The pizza comes with double cheese, olives, mushrooms, onions, green peppers, and eggplant. Ron surveys the crust for Alma’s anchovies and slices her a piece, which she cuts neatly with a fork and knife. He lifts a long curling piece straight to his mouth trailing cheese. But the doorbell interrupts him. The delivery boy is back, standing in the doorway. “Can I use your phone?” he asks.
They can hear him talking in the kitchen. “Hi. It’s John. Dad there? Hi. Fine. Two more. I, uh, locked the keys in the car. I’m on Elk.” A long pause and then he reappears, avoiding their eyes. Silently he walks down to wait in the parking lot.
“God,” Ron says, “how embarrassing. Poor kid. You forget what it’s like to get an earful like that.”
“I don’t,” says Alma.
“Well,” he teases, “if you hate interviewing so much, go back to Cervantes.”
She sighs. “But I want to work with people!”
“As opposed to the rest of us?”
“Oh, you know what I mean.

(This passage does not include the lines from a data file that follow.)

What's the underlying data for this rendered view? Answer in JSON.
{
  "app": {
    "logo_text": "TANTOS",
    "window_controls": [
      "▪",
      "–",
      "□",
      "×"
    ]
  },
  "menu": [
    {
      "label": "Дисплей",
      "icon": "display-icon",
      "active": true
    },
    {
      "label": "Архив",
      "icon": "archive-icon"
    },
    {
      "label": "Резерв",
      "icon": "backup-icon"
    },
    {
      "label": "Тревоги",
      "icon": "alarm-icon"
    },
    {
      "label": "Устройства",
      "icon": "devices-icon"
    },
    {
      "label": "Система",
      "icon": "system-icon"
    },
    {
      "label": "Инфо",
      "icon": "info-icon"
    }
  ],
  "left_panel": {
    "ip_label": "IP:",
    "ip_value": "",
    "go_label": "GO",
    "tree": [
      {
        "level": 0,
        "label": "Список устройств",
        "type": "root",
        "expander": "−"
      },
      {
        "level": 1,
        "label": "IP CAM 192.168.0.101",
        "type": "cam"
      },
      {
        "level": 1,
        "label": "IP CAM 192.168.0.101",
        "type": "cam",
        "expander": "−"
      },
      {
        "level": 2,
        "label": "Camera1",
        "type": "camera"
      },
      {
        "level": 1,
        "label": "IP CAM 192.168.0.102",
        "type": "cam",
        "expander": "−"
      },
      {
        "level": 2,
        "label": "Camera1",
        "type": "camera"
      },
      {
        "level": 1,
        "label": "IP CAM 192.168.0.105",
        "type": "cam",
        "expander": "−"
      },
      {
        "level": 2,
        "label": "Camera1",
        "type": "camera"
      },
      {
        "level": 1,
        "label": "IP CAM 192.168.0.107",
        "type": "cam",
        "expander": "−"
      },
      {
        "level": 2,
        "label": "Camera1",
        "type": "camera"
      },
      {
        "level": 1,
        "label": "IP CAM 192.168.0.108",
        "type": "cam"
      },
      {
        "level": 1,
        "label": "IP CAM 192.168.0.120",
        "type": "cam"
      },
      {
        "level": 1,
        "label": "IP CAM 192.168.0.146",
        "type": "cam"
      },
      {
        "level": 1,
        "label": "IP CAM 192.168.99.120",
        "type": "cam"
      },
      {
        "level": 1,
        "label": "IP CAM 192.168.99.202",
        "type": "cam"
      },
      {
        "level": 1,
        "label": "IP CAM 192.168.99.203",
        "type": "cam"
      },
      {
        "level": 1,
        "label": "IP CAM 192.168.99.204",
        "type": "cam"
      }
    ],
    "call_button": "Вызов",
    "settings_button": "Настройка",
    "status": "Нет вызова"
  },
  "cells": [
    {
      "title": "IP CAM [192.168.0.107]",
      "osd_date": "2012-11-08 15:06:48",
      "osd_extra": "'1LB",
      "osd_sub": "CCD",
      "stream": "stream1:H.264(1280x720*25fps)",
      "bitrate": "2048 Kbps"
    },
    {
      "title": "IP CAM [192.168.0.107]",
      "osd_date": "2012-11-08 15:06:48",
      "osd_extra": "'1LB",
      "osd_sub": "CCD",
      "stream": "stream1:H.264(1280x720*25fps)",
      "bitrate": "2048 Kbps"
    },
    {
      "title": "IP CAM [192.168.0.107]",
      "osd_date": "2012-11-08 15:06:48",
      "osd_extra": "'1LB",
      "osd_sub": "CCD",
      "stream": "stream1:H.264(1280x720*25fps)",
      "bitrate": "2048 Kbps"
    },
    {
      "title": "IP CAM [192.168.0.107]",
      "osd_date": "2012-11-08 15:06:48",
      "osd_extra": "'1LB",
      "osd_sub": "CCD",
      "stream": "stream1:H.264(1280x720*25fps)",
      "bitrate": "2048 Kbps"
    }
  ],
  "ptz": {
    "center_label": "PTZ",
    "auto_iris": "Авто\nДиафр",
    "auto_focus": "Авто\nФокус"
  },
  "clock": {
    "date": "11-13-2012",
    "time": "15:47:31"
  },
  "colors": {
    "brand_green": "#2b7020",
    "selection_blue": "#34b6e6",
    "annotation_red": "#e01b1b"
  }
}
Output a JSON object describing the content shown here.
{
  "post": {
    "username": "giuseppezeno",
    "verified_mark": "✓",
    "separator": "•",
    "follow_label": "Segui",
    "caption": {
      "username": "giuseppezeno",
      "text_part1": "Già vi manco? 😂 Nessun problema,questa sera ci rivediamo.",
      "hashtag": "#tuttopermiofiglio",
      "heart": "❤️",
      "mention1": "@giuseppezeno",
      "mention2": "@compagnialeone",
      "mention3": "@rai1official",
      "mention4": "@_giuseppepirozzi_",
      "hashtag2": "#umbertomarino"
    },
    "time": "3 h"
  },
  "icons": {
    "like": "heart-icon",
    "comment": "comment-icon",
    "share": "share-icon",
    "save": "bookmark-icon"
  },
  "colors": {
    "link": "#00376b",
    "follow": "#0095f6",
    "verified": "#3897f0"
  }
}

It’s just Rose who gets to me. The woman is driving me crazy. One session tears and suffering. The next week she laughs and laughs.”
“Maybe she’s senile,” Ron suggests.
“No,” says Alma. “She’s too damn manipulative.”
“Poor kid.” He stakes out another piece. “You’ve just never had an Aunt Rose,
that’s all. You don’t have the background for old Jewish ladies. Caroling at rest homes in Palos Verdes just won’t do it.”
“Very funny,” says Alma. “I did not go caroling.”
“It was a metaphor. Let me tell you, though, you’ve got to fight Rose on her own ground. She gets emotional, play on her emotions. Don’t analyze out loud, sit there and cry with her. She’ll pour out her heart.”
Alma looks at him.
“Trust me,” Ron says.
—
At the next session Alma tries. “We’ve been skipping around a lot,” she tells Rose. “So I’d like to go back to your childhood. This time I’m going to try to talk less and let you talk more. Where did you live as a child?”
Rose picks off a dead leaf from her African violet. “We lived outside Vienna in a little house on the grounds of a castle. When the soldiers came, all us children and women were locked in the castle, and one soldier had my mother roast them a pig! A whole pig! And then they left. Can you imagine?”